Monday, July 12, 2010

Splice, de Vincenzo Natali

Lorsqu'on stoppe leurs recherches scientifiques, pour cause d'avancées trop novatrices, Clive et Elsa décident tout de même de profiter de leur liberté pour tenter de créer une nouvelle créature, mi-monstre, mi-humaine. Partant de leur première créature, créée uniquement sur des ADN animaux, ils réussissent alors à féconder une de ses cellules avec un ovule humain... L'expérience est gardée secrète et Clive et Elsa la surveille discrètement, tout en travaillant gentiment quelques laboratoires plus loin, sur des recherches qui ne les intéressent plus tellement. Le but était d'arrêter l'expérience lorsque l'embryon aurait quelque peu grandi, et avant "l'accouchement". La croissance ultra rapide de leur créature bouleverse les plans. Une fois sortie de son utérus artificielle, Clive voit qu'il est encore temps de la tuer, mais Elsa s'y attache, lui donne le nom de Dren, et commence à l'élever. La recherche scientifique se mue en expérience plus intime alors que Dren grandit et se rapproche de l'humain.

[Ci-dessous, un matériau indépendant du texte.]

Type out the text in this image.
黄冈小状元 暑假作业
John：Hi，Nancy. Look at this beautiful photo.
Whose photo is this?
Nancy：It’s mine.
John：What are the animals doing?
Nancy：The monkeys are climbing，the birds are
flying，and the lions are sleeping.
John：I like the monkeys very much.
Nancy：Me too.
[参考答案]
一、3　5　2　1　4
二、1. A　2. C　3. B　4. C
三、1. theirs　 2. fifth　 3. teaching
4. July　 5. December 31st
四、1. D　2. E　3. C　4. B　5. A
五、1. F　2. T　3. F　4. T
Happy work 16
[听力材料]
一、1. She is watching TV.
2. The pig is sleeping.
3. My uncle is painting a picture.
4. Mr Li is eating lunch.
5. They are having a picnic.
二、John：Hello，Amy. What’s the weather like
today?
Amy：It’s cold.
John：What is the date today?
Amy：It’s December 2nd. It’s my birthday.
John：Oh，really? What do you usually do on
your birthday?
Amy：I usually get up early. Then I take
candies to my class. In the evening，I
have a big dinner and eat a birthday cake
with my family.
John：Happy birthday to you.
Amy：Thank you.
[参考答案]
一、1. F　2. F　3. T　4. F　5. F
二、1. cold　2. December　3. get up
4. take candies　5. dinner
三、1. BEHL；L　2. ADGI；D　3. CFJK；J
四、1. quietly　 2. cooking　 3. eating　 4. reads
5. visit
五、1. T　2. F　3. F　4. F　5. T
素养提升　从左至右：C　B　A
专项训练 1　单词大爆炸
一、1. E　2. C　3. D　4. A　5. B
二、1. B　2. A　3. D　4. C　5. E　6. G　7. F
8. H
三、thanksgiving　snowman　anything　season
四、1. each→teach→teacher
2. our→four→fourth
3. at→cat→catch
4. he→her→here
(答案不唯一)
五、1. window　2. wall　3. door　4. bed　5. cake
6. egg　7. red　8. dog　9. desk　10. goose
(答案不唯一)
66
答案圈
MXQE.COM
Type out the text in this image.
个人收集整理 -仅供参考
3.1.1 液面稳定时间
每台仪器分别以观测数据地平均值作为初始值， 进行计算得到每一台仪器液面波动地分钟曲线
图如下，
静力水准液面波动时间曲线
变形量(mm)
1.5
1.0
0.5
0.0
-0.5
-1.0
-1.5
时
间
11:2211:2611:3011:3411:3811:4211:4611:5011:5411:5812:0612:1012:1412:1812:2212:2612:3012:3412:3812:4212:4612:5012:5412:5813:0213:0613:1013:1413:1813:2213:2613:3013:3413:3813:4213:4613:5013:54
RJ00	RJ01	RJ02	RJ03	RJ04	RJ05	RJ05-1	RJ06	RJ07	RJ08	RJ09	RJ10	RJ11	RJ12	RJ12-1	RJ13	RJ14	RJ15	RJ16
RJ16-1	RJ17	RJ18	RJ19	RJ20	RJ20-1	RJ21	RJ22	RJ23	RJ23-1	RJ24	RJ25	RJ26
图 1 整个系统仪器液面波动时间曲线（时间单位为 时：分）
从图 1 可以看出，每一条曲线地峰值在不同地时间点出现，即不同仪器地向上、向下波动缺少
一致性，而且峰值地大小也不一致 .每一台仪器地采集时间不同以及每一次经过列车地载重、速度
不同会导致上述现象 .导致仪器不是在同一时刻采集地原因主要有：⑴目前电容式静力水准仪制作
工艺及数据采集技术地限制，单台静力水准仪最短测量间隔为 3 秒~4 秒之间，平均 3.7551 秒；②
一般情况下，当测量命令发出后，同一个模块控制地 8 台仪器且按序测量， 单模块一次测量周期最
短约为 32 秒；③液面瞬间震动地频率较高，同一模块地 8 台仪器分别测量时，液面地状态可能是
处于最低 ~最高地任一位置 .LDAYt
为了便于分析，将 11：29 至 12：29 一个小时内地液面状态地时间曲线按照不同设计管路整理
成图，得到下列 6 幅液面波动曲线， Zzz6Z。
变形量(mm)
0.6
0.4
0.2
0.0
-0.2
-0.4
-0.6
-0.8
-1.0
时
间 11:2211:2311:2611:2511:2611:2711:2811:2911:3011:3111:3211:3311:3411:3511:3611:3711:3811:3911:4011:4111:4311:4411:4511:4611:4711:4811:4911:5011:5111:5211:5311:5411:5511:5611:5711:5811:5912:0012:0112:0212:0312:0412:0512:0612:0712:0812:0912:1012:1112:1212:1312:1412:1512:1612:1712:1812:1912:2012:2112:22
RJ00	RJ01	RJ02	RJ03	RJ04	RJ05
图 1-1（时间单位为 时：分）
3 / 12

Le principe de base du film, la relation triangulaire, est à première vue passionnante. Le couple parfaitement uni, dans son génie scientifique, comme dans son amour rock'n'roll, formé par Clive et Elsa, se trouve-t-il ébranlé ou rapproché par une naissance un peu surnaturelle? Va-t-on pouvoir plonger dans les tréfonds du film d'épouvante pour se délecter de peur? En fait, pas grand chose de tout cela n'arrive. Vicenzo Natali exploite de manière assez banale l'idée du couple qui intègre une tierce personne dans son intimité; et on ne sursaute pas assez pour classer définitivement le film dans la catégorie "d'horreur". Ce que le réalisateur réussit parfaitement, c'est à instaurer un malaise, et à déstabiliser le spectateur en ajoutant une dose de sexe à la fois malsaine et fascinante dans son scénario. Dren est une créature qui possède les attributs de beauté humaine et androgyne: de grands yeux clairs, une peau lisse, un corps de liane. Le monstre est en effet interprété par une véritable actrice, qui donne à ses mouvement l'apparence de l'humain bien plus que des images de synthèse. Le personnage, se mouvant cependant sur des jambes à trois articulations, avec son regard surnaturel, son crâne lisse sa longue armée d'un dard, et ses onomatopées animales, ne peut pas se ranger du côté des humains. Son développement, et, inévitablement, sa fonction reproductive sont donc dérangeantes, car interdites et imprévisibles.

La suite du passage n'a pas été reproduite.